Gazprom has breached contracts and restricted or stopped gas imports to numerous European nations since last week. A plan that serves both political and economic goals and will result in an inversion of the Old Continent's energy paradigm.

russian gas pipeline
[Russian gas pipeline]

Russia's pressure on Europe by progressively shutting off their gas serves various reasons and multiplies political, economic, and social pressure points. "The cutbacks and gas cuts, carried out under different pretexts such as a shortage of replacement parts as a result of Western sanctions, make it feasible to underline Moscow's antagonism toward European initiatives." "For example, four leaders of state and government visited Kiev last week," says Marc-Antoine Eyl-Mazzega, director of Ifri's energy and climate centre (French Institute for International Relations). Russia, on the other hand, is not shooting itself in the foot since profits from oil and derivatives are far more important to the Russian economy than gas exports.

The Kremlin moves with greater zeal as it observes that the Europeans manage to recompose their inventories despite everything, although at exorbitant prices, limiting Moscow's annoyance capacity this winter. You should practise them right now. Especially when petrol shortage drives up costs, which might lead to societal unrest, such as the "yellow vest" protests in France. Similarly, a dearth of fertilisers (all synthetic nitrogen fertilisers are derived from fossil fuels) and a ban on wheat exports might result in a true food crisis. "The Russians have a nice time blaming Western sanctions when they seek to use famine as a political weapon," says Ifri director Thomas Gomart.
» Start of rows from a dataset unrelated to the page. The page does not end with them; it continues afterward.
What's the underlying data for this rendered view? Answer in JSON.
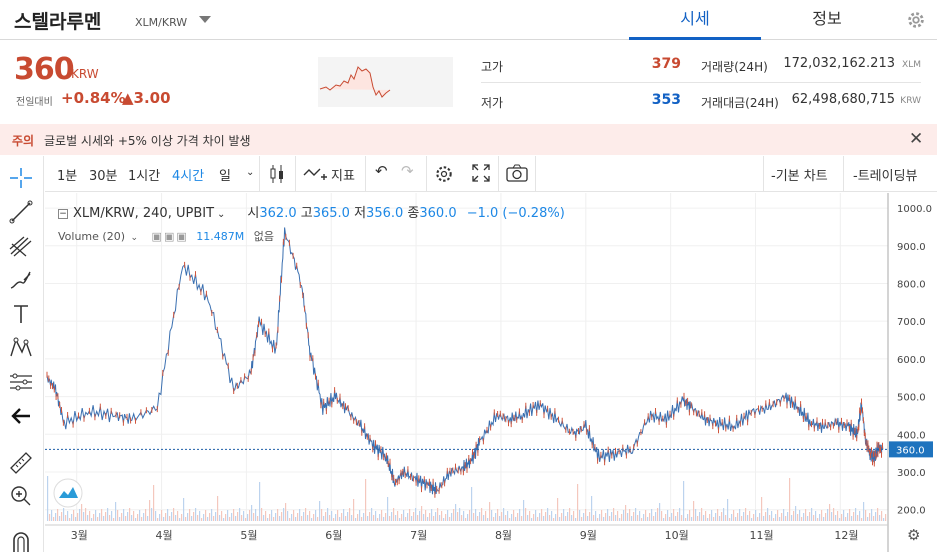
{
  "header": {
    "coin_name": "스텔라루멘",
    "pair": "XLM/KRW",
    "tabs": [
      "시세",
      "정보"
    ]
  },
  "ticker": {
    "price": "360",
    "unit": "KRW",
    "change_label": "전일대비",
    "change_rate": "+0.84%",
    "change_amount": "▲3.00",
    "high_label": "고가",
    "high": "379",
    "low_label": "저가",
    "low": "353",
    "volume_label": "거래량(24H)",
    "volume": "172,032,162.213",
    "volume_unit": "XLM",
    "value_label": "거래대금(24H)",
    "value": "62,498,680,715",
    "value_unit": "KRW"
  },
  "notice": {
    "tag": "주의",
    "text": "글로벌 시세와 +5% 이상 가격 차이 발생"
  },
  "toolbar": {
    "intervals": [
      "1분",
      "30분",
      "1시간",
      "4시간",
      "일"
    ],
    "indicators": "지표",
    "basic_chart": "-기본 차트",
    "trading_view": "-트레이딩뷰"
  },
  "legend": {
    "symbol": "XLM/KRW, 240, UPBIT",
    "o_label": "시",
    "o": "362.0",
    "h_label": "고",
    "h": "365.0",
    "l_label": "저",
    "l": "356.0",
    "c_label": "종",
    "c": "360.0",
    "change": "−1.0 (−0.28%)",
    "volume_label": "Volume (20)",
    "volume_value": "11.487M",
    "volume_extra": "없음"
  },
  "colors": {
    "up": "#c84a31",
    "down": "#1261c4",
    "accent": "#1e88e5"
  },
  "chart_data": {
    "type": "line",
    "x_labels": [
      "3월",
      "4월",
      "5월",
      "6월",
      "7월",
      "8월",
      "9월",
      "10월",
      "11월",
      "12월"
    ],
    "y_ticks": [
      200,
      300,
      400,
      500,
      600,
      700,
      800,
      900,
      1000
    ],
    "y_tick_labels": [
      "200.0",
      "300.0",
      "400.0",
      "500.0",
      "600.0",
      "700.0",
      "800.0",
      "900.0",
      "1000.0"
    ],
    "ylim": [
      170,
      1040
    ],
    "last_price": 360,
    "last_price_label": "360.0",
    "series": [
      {
        "t": [
          0,
          0.1,
          0.2,
          0.5,
          0.8,
          1.0,
          1.3,
          1.6,
          1.9,
          2.2,
          2.4,
          2.5,
          2.7,
          2.8,
          3.0,
          3.1,
          3.25,
          3.4,
          3.55,
          3.7,
          3.85,
          4.0,
          4.1,
          4.2,
          4.35,
          4.5,
          4.6,
          4.75,
          4.9,
          5.0,
          5.1,
          5.3,
          5.45,
          5.6,
          5.8,
          6.0,
          6.2,
          6.35,
          6.5,
          6.7,
          6.9,
          7.1,
          7.3,
          7.5,
          7.6,
          7.75,
          7.9,
          8.1,
          8.3,
          8.5,
          8.7,
          8.85,
          9.0,
          9.15,
          9.3,
          9.45,
          9.55,
          9.6,
          9.65,
          9.7,
          9.75,
          9.8,
          9.85
        ],
        "close": [
          550,
          520,
          430,
          460,
          450,
          440,
          470,
          850,
          760,
          520,
          560,
          700,
          620,
          940,
          800,
          620,
          470,
          500,
          460,
          420,
          370,
          340,
          270,
          300,
          280,
          265,
          250,
          300,
          310,
          330,
          380,
          450,
          440,
          450,
          480,
          440,
          400,
          420,
          340,
          350,
          360,
          450,
          440,
          490,
          470,
          440,
          430,
          420,
          460,
          470,
          500,
          470,
          430,
          420,
          430,
          420,
          400,
          480,
          380,
          350,
          340,
          360,
          360
        ]
      }
    ],
    "volume_label": "Volume (20)"
  }
}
The energy crisis will have a significant impact. "European competitiveness will suffer significantly since we have long relied on cheap energy prices," says Marc-Antoine Eyl-Mazzega. Today, however, a European will pay 100 euros for a megawatt hour of gas, whereas an American would pay 10 and a Russian will pay 2 or 3. In response, "Middle Eastern nations are attempting to build on low carbon energy such as hydrogen." In the short and medium run, European industries may seek to go where energy is cheap. This means employment losses on our continent, a loss of value... the entire ecology is disrupted," argues the expert. To reduce global warming, he believes it will be vital to strive to invest in OECD nations.

All of this is leading to a "reversal of the energy paradigm, which will further enhance connections between the US and the rest of the Atlantic Alliance," according to Ifri's director. "As we strive towards decarbonization by 2050, we are hastening systemic transformation." The transformation increases rather than decreases geopolitical danger.

Indeed, in order to wean itself off Russian gas, Europe will resort to American liquefied natural gas, which is derived from shale gas by hydraulic fracturing, a technology that is not particularly consistent with "green" goals. "We are shifting from reliance on Russia to reliance on the United States." "American gas imports are highly flexible, they have a big economic advantage, but if they want to fulfil the requirements of investors, they will have to address the "cleanliness" of their extraction procedures," said Marc-Antoine Eyl. -Mazzega.